There are few epidemiological studies on E. faecalis in colorectal cancer. One study collected stools from patients undergoing colonoscopy who had no prior history of colonoscopy or colorectal cancer. Enterococci were later isolated from the stool samples. Free radical producing enterococci were found in 40 percent of the stool samples. No association was found between colonization with enterococci and colorectal cancer. The study had limitations. The patients were not tracked long enough to study chronic infection and genomic instability that occurs over decades instead of years. In addition, the presence of any enterococci was evaluated instead of focusing on E. faecalis. It is possible that E. faecalis differs significantly from other enterococci in the ability to cause colorectal cancer. 
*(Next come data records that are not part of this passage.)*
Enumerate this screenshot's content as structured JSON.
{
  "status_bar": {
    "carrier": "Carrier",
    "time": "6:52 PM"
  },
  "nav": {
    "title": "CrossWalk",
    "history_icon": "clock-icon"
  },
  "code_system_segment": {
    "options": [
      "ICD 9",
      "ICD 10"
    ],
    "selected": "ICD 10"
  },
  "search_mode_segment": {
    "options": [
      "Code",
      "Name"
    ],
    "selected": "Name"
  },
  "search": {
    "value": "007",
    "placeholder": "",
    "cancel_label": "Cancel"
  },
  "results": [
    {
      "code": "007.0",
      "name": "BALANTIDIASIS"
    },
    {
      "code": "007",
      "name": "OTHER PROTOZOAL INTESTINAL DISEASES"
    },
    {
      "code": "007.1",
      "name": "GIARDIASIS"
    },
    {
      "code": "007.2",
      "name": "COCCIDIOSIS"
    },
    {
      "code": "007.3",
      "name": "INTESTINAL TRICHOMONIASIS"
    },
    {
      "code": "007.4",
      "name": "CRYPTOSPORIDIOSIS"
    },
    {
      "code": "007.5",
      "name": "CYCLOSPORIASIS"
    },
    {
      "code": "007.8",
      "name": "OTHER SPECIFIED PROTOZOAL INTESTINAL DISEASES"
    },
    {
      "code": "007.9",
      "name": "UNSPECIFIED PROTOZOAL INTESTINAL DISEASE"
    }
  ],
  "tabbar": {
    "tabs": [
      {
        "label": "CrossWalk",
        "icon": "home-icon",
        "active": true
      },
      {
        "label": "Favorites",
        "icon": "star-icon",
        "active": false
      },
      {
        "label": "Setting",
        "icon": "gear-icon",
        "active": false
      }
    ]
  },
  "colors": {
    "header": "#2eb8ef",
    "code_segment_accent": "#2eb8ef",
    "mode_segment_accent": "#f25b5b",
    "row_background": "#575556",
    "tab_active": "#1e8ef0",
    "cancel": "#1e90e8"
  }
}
Much remains unknown about the cause of colorectal cancer. Research linking lifestyle factors and infectious causes is lacking. There is a need for more epidemiological studies and studies describing potential pathways leading to the development of cancer. E. faecalis, or any other infectious cause, has not yet been definitively associated with colorectal cancer. Lifestyle factors and family history will remain important risk factors regardless of an infectious cause, but these factors may interact with bacteria found in the colon and help explain why some individuals are at an increased risk for colorectal cancer.
1. Colorectal Cancer Overview. (1999) Colon Cancer (Colorectal Cancer). Retrieved 4/10/2010, from Healthcommunities.com.
2. Sandler RS. (1996) Epidemiology and risk factors for colorectal cancer. Gastroenterol Clin North Am; 25(4):717-735.
3. Balish E and Warner T. (2002) Enterococcus faecalis induces inflammatory bowel disease in interleukin-10 knockout mice. Am J of Path; 160:2253-2257.
4. Huycke MM, Abrams V, and Moore DR. (2002) Enterococcus faecalis produces extracellular superoxide and hydrogen peroxide that damages colonic epithelial cell DNA. Carcinogenesis; 23(3):529-536.
5. Darjee R and Gibb AP. (1993) Serological investigation into the association between Streptococcus bovis and colonic cancer. J Clin Pathol; 46:1116-1119.
6. Winters MD, Schlinke TL, Joyce WA, Glore SR, Huycke MM. (1998) Prospective case-control study of intestinal colonization with enterococci that produce extracellular superoxide and the risk for colorectal adenomas or cancer. Am J Gastroenterol; 93(12):2491-2500.